A Power Light trabalha com configurações inovadoras que combinam carbono e madeira
SINGLE > DOUBLE CONCAVE – O concave simples para duplo é extremamente popular nas pranchinhas modernas de alto desempenho. A fusão do double com o single, tem como principal função, aliar a pressão do single, com a manobrabilidade do doube.
O princípio desse fundo visa fundir o double concave na parte de trás, iniciando perto das quilhas e acabando no finalizinho da rabeta, assim, quando um surfista realiza uma curva, a água será direcionada em duas direções diferentes, proporcionando uma sensação de uma prancha mais solta e manobrável, com velocidade.
A maioria das pranchas modernas de alto desempenho usará a combinação de concave simples e double. Ter a velocidade de planeio do concave simples e a “soltura” do double realmente faz a diferença em termos de desempenho.
(Gabriel Medina utiliza entre outros, o single to double).
Saiba mais sobre o shaper Johnny Cabianca
CANALETAS Em 1965, Greg Noll shapeou duas ranhuras rasas, uma de cada lado da longarina, em seu modelo semigun e em versões selecionadas de seu modelo Da Cat, chamando isso de ‘Slot Bottom’ (Fundo com Entalhe). É discutível se essas ranhuras se qualificam como canaletas.
Em 2016, Noll disse ao site Swellnet que fez isso apenas como um truque para vender pranchas – mas a lenda havaiana Ben Aipa dá os créditos das canaletas a Noll. “Aquilo foi o nascimento do fundo com canaletas”, disse Ben Aipa sobre os entalhes de Noll. “A ideia pode ter vindo do passado – talvez de Simmons ou Blake – mas Greg foi o primeiro a incluir o entalhe como um elemento de design em pranchas de produção.”
Noll construiu pranchas com Slot Bottoms por apenas dois anos, 1965 e 1966, e apenas em pranchas selecionadas. Outros shapers, como Dewey Webber e Dale Velzy, contornaram a parte inferior de uma prancha, mas Noll foi o primeiro a ter as primeiras fotos conhecidas.
Após 1966, a ideia desapareceu por quase uma década antes de ressurgir em quatro locais diferentes na costa leste da Austrália, aproximadamente ao mesmo tempo.

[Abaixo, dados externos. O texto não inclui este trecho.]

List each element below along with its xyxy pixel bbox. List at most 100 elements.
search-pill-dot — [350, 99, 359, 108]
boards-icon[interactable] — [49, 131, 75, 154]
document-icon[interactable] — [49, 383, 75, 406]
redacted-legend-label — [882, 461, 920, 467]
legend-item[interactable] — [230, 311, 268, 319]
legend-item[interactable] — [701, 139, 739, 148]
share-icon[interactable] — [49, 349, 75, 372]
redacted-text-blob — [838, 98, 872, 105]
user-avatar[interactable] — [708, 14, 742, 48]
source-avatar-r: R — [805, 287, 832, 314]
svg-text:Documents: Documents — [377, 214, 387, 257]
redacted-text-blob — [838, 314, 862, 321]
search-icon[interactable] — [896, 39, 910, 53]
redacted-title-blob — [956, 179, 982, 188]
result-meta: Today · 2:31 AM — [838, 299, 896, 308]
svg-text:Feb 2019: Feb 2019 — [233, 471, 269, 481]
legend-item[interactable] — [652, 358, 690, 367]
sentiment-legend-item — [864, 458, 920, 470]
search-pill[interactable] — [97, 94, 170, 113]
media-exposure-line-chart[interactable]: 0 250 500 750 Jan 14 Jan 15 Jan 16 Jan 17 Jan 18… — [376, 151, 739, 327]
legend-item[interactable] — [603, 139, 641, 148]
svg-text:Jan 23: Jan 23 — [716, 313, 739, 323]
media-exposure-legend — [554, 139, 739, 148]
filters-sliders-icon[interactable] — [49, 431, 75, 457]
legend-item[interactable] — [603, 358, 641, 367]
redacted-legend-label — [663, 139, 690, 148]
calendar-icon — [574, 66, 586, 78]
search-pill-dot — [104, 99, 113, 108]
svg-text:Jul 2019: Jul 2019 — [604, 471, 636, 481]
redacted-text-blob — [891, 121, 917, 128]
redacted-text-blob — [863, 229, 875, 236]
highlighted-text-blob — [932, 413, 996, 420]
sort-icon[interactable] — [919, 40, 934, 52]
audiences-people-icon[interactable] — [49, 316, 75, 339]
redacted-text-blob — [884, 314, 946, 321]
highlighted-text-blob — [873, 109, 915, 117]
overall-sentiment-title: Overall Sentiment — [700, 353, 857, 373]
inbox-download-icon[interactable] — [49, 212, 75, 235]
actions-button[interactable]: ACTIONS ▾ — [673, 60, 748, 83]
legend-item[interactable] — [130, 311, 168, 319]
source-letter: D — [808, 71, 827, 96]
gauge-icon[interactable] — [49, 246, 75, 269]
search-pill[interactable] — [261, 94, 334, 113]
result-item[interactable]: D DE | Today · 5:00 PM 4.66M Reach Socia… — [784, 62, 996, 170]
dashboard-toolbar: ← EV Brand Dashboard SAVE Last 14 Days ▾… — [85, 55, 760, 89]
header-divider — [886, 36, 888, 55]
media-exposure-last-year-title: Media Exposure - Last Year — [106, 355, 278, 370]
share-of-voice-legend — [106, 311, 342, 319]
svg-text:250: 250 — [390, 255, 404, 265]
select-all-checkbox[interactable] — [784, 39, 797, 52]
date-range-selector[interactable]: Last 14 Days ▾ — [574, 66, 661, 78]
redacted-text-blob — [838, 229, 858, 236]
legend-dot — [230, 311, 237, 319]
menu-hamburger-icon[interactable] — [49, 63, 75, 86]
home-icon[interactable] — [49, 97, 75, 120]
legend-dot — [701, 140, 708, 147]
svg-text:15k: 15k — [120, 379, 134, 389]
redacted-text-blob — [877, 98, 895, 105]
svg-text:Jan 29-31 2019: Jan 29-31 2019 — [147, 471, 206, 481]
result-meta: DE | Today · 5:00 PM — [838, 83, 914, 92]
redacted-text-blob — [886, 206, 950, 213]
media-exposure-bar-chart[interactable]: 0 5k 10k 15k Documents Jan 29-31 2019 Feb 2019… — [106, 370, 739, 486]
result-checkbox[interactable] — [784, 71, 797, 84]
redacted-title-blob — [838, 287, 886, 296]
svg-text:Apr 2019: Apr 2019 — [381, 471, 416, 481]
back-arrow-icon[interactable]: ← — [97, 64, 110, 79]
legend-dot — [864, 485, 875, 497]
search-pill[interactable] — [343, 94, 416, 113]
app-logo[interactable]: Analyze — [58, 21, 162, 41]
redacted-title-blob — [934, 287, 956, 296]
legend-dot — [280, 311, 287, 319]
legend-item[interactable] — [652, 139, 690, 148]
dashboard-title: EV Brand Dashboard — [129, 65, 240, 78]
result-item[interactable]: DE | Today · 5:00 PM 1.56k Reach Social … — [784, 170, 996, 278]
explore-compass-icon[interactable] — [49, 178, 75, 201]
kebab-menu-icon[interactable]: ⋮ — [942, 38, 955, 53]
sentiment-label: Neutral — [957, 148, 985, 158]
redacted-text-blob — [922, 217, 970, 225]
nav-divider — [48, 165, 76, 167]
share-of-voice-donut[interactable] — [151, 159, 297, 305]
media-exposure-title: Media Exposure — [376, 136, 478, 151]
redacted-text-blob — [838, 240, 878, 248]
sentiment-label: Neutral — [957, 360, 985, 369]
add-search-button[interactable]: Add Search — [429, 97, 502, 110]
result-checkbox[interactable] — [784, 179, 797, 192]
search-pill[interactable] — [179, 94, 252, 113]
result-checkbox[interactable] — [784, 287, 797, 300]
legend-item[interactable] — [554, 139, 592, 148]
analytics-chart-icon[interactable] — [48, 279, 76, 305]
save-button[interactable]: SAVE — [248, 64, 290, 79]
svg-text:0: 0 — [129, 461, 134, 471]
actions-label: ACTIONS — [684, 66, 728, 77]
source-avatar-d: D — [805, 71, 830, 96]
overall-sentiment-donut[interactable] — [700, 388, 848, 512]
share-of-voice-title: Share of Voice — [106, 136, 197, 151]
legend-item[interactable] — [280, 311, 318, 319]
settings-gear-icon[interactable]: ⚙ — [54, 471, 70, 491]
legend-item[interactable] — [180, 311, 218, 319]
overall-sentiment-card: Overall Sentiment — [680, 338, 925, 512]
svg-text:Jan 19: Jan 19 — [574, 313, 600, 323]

(Matt Hoy em ação com suas canaletas).
Atualmente as canaletas ficaram relegadas às pranchas chamadas alternativas, contudo, nos anos 1980, houveram muitas experiências com canaletas de todos os tipos: quatro canaletas, seis canaletas, canaletas no meio da prancha, canaletas saindo na rabeta.
Hoje há algumas combinações com canaletas e concaves, canaletas únicas saindo na rabeta, entre outros tipos. O fato é que em se tratando de design de pranchas, os testes nunca se esgotam.
Entre alguns surfistas que usaram bastante esse tipo de prancha, podemos citar o australiano Matt Hoy, um daqueles aussies da geração rebelde da Austrália que nunca foi campeão mundial, mas que carimbou de forma contundente sua história no esporte.
(Prancha Crazy Wave da Pro Ilha tem uma canaleta suave).
SINGLE > DOUBLE > VBOTTOM Às vezes, um shaper decide utilizar três fundos diferentes na mesma prancha. Começando com um concave simples na frente, para um bom fluxo de água e velocidade, um double perto da rabeta para maleabilidade e velocidade, e depois um pouco de V na rabeta, apenas para uma manobrabilidade adicional. A teoria aponta para uma prancha solta, veloz e versátil.
Contudo, a grande dificuldade de um shaper, é saber equilibrar elementos. Nesse contexto podemos dizer que a receita: bottom, rocker, colocação de quilhas, espessura, outline, material utilizado, bordas, faz total diferença entre uma prancha mágica e um toco. O ideal é experimentar sem preconceitos, sempre tendo um shaper fazendo os ajustes. A eterna busca pela prancha mágica também continua.